Yeri gelmişken bir kez daha hatırlatalım, Lenin Duma’ya burjuvazinin ahırı deme açık sözlülüğünü göstermiştir. Bu belirleme, o gün olduğu gibi bugün de reformistlerin hiç hoşuna gitmemiştir. Lakin normal bir ahırda yaşayan canlılar faydalı bir işe yararlar ve üstat işin bu kısmını sanki gözden kaçırmıştır!...
Hani melodisi çok hoş bir türkü vardır. “Aldırma gönül aldırma! Bu güzel türkünün bir yerinde ozan diyor ya “ne ekersen onu biçersin” lakin bu doğada böyle. Büyük oranda sosyolojide de. Fakat söz konusu olan bizim iliğimizi sömüren asalak bir sınıf ve onun seçimleriyse, bu seçim biz ne ekersek ekelim, bu parazitin istediğini biçtiğimiz bir tarladır. Hala umut ekip sevinç dereceğini uman varsa, harman yerinde onu bekleyen yeşil ormanlar gibi zaferler değil, kara dağlar kadar aşılmaz hayal kırıklıklarıdır. İşte bu yüzden bahse konu seçimse, bu güzel türkünün son dizelerinden birine seçmek aklın bir gereğidir: “Cafer sözünü kısa kes” Evet kısa keselim, çünkü bunu yapmazsak, Kürtçeden çalıntı bir Erzurum türküsünün de dediği gibi “Tello gider yan gider, açma yarem kan gider” Seçim, sadece yaralarımızın kanatılmasıdır. Ama her seferinde daha derinde ve daha fazla!... Ne kadar önemliyse de o kadar çok.
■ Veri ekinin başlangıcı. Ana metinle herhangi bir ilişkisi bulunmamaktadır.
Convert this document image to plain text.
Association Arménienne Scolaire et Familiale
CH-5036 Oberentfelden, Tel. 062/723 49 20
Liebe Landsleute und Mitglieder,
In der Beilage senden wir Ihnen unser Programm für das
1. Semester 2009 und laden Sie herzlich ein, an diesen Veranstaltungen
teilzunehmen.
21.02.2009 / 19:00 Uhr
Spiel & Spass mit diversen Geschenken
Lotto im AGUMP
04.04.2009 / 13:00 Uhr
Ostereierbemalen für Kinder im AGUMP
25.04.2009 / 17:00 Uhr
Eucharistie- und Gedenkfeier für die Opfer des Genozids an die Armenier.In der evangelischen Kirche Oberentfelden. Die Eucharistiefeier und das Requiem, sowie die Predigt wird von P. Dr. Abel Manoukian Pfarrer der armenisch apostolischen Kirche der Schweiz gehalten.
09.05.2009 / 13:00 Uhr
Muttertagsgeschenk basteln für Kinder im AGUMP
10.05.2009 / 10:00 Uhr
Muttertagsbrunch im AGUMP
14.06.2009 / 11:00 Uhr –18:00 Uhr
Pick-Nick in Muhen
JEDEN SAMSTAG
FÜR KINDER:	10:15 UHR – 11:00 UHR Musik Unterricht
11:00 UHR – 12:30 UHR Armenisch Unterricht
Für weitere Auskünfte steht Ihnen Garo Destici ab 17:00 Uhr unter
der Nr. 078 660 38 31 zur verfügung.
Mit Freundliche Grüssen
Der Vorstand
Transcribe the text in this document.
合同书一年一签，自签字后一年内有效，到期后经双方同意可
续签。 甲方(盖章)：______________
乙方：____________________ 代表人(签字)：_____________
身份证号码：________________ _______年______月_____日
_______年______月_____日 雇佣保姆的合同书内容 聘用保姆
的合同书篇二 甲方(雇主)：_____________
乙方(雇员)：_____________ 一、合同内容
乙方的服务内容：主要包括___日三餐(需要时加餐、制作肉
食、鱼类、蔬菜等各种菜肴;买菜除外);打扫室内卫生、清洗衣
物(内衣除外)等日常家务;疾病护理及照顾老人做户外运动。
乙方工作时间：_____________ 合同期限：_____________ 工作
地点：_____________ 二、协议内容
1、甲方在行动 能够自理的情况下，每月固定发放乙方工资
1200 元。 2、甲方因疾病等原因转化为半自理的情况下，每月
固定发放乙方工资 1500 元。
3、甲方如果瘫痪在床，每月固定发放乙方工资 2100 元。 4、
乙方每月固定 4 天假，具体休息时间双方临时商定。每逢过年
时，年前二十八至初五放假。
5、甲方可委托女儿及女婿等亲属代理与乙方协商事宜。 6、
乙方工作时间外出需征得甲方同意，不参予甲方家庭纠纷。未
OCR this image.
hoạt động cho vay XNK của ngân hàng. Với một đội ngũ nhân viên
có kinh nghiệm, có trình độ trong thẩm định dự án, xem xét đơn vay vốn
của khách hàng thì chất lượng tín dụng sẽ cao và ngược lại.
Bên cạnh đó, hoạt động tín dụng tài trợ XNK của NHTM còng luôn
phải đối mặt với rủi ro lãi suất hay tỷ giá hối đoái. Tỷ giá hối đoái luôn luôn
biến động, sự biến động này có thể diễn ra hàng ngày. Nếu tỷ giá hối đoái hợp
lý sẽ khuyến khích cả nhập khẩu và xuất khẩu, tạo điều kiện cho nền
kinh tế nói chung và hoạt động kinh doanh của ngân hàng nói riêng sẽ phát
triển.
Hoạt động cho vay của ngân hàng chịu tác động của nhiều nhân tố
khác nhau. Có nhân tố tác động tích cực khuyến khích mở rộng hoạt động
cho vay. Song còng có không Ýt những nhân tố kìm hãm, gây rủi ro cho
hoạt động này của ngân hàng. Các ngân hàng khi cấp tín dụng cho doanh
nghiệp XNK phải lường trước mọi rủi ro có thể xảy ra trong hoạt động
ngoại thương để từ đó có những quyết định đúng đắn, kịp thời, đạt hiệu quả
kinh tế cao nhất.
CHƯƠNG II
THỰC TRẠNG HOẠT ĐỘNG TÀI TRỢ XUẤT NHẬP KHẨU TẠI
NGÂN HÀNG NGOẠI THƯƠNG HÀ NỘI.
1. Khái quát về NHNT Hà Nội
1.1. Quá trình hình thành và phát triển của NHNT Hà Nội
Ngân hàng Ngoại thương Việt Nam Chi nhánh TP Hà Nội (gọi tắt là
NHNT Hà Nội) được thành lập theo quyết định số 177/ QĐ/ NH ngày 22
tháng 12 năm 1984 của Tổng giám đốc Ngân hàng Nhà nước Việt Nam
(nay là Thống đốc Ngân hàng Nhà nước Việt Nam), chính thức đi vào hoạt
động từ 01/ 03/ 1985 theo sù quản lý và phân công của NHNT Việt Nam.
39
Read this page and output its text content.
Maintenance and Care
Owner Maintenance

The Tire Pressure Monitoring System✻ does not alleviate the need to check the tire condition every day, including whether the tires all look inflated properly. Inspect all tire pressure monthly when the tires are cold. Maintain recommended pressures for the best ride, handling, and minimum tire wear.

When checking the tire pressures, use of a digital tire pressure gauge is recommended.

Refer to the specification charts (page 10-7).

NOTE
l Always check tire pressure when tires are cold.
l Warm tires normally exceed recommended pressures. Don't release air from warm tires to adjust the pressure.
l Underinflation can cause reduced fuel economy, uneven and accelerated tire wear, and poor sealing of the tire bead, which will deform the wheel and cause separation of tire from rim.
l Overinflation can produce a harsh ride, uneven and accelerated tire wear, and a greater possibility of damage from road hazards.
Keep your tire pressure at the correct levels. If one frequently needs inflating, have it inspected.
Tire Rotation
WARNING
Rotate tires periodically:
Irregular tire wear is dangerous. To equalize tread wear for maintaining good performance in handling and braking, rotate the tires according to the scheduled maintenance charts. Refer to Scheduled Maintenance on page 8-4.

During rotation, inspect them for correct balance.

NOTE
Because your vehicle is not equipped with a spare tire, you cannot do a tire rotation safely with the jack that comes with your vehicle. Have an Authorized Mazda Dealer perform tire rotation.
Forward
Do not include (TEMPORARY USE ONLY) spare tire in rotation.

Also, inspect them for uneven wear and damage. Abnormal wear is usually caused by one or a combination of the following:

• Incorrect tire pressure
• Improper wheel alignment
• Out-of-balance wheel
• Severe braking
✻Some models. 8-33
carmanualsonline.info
Bu sistem var oldukça yaşamını, şanslıysa emeğinin acımasızca sömürüldüğü yoksullukla, şanssızsa işsiz ve açlıkla sürdürmeye mahkum edilmiş milyonlara; ne bu “hak hukuk, adalet” diyen burjuva laf ebeliğinin, ne din, iman, milliyetçilikten dem vuran ve Karadeniz dolusu doğalgazın sahte müjdesini verenlerin ve ne de maalesef ki dinci faşist parti gitsin de gerisi teferruat diyen saçmalayışın zerre faydası yok. Zira bunların hepsini alt alta koyup topladığımızda sonucun sıfırın çok altında bir sayıya denk geldiğini görüyoruz. İşte bu ve diğer seçimlerin bizler için değişmeyecek müthiş sonucu bu. Çünkü denklem kasten yanlış kurulmuştur ve çözüm yolu olarak gösterilen yöntem ise manipülatiftir. Haliyle çıktı da değişmiyor. Yani emekçi hep kaybeden taraf olacaktır. En azından oyunu kökten değiştirmezsek.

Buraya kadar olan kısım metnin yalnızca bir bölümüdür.